A enfermeira conta que, ainda no hospital, enquanto aguardavam o resultado de uma tomografia, Polyana começou a ter convulsões.

Mesmo com medicação, a adolescente não apresentou melhora.

“Ela foi entubada e colocada em coma para que os médicos conseguissem controlar as crises convulsivas, mas ela não melhorou”, diz Elizângela.

Polyana ficou 11 meses internada, sendo sete deles em coma, de acordo com sua mãe, e chegou a ser desenganada pelos médicos.

“Com três meses de internação, eles disseram que minha filha não voltaria do coma e iniciaram os procedimentos de morte encefálica”, diz a enfermeira.

“Mas, nesse dia, ela teve novas convulsões e voltou a ter atividade cerebral.”

Segundo a família, Polyana teve meningoencefalite, a inflamação do cérebro e das meninges, o tecido que reveste o sistema nervoso central, e que pode ser causada por vírus, fungos, bactérias ou parasitas.

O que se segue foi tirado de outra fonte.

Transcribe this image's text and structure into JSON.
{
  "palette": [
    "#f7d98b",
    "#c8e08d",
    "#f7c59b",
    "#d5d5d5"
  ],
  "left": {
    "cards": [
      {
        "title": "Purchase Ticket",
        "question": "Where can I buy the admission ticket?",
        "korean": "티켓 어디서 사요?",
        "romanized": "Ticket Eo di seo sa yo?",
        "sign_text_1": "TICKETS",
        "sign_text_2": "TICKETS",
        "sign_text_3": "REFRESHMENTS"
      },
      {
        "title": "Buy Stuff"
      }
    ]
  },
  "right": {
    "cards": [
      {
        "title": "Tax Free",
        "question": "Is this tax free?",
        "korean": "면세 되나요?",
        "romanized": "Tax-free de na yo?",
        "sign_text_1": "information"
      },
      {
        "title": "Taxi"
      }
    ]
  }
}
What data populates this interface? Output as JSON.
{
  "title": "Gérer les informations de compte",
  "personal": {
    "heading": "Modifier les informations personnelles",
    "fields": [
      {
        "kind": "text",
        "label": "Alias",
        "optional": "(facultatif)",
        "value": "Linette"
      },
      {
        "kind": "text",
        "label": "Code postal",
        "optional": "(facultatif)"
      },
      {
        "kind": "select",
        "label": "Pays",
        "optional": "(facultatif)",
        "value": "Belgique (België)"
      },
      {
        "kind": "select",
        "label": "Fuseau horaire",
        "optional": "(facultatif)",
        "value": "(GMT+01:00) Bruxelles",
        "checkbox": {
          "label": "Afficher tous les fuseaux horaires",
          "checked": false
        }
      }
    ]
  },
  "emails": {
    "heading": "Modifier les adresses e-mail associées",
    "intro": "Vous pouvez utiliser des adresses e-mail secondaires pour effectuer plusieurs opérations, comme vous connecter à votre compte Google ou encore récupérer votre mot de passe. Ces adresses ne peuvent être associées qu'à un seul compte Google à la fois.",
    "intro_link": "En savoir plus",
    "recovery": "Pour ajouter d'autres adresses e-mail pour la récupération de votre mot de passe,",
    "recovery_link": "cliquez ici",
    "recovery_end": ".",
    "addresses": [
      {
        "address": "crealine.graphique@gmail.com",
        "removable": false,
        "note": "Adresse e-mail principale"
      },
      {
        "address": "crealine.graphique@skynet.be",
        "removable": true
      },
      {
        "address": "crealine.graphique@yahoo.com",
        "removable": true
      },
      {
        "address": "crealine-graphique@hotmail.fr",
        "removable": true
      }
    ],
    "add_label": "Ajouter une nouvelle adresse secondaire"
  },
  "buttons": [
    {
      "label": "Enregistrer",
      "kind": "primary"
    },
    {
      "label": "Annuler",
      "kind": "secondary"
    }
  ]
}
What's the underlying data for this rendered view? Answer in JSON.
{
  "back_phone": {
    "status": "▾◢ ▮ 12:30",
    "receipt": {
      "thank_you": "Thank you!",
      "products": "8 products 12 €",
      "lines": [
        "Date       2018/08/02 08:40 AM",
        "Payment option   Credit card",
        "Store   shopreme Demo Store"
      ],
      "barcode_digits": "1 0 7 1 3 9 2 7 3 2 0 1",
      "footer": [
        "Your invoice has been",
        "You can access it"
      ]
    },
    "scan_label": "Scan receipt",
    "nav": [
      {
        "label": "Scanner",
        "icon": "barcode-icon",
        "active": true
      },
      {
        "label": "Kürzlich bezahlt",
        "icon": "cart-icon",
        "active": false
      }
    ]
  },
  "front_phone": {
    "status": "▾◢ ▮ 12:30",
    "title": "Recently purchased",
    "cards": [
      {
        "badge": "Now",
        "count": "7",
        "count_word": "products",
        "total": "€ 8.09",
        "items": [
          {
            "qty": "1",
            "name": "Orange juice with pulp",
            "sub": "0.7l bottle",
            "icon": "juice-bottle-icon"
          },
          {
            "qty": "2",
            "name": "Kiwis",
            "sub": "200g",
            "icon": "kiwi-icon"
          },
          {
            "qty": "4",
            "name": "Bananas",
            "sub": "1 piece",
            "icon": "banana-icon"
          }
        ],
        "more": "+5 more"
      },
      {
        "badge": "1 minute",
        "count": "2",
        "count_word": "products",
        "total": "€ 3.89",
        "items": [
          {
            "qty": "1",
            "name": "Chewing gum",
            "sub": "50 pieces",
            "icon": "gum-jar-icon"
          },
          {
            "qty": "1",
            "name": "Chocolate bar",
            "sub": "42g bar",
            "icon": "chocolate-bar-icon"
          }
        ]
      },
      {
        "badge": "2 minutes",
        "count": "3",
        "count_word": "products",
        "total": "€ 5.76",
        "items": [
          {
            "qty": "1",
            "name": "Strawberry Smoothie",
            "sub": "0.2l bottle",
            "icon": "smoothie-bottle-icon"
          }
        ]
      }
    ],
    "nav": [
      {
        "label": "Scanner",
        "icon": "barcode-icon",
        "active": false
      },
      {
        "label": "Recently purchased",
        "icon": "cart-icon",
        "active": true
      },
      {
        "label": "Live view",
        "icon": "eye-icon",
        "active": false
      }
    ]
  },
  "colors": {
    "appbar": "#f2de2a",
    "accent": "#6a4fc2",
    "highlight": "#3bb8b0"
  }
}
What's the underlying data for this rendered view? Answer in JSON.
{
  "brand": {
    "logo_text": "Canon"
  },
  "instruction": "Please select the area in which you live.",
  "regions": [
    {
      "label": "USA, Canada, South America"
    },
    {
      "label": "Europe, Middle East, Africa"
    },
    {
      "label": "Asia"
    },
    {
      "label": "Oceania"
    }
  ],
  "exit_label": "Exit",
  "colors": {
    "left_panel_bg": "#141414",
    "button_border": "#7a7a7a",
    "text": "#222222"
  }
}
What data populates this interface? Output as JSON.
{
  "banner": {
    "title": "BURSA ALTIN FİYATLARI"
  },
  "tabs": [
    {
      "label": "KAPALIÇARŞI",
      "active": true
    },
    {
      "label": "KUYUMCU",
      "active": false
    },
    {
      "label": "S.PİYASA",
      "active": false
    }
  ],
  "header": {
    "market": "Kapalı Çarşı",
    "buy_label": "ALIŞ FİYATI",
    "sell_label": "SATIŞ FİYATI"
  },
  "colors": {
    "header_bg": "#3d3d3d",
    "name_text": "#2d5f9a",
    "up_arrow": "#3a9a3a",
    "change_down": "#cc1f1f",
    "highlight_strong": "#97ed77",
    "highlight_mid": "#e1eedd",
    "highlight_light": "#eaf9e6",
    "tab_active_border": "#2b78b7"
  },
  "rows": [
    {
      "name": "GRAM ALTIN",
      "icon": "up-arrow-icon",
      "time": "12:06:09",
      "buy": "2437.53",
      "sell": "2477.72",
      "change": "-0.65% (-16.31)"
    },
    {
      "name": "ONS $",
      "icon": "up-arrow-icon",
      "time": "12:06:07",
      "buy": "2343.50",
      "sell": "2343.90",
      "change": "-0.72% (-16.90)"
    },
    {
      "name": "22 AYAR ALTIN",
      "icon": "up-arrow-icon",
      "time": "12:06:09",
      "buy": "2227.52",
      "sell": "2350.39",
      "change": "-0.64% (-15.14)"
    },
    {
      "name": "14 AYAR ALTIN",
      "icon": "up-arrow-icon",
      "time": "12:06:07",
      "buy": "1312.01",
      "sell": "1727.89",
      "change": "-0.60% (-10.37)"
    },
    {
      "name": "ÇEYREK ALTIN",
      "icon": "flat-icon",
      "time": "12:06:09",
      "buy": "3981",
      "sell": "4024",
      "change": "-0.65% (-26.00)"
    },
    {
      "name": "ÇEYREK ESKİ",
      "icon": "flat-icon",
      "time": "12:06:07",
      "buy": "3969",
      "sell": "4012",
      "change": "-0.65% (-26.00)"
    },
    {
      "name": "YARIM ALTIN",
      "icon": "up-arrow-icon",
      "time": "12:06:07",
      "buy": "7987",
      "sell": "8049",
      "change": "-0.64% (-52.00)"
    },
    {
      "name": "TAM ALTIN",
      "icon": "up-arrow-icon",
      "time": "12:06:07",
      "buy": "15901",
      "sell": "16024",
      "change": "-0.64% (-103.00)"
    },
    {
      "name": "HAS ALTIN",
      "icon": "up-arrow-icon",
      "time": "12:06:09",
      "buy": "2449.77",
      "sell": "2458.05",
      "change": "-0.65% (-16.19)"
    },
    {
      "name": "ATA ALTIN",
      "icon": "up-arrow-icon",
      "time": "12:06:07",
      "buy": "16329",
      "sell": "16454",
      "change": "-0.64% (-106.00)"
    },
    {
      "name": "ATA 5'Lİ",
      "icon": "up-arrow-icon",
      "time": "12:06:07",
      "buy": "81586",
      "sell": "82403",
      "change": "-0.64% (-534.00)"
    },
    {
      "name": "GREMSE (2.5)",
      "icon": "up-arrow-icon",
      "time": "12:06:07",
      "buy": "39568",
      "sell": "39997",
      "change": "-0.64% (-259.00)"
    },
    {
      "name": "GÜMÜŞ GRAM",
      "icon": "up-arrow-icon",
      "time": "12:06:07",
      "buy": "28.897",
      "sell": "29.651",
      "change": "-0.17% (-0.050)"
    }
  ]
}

Atualmente com 19 anos, a estudante perdeu a visão, os movimentos do corpo, respira com ajuda de aparelhos e faz uso de sonda para se alimentar.

Apesar das sequelas, Polyana é consciente e estuda — está no segundo semestre da faculdade de nutrição.

“A comunicação dela é com auxílio nosso. A audição é perfeita, vamos falando as letras e ela vai piscando, assim, formamos as palavras e frases que ela quer dizer”, conta sua mãe.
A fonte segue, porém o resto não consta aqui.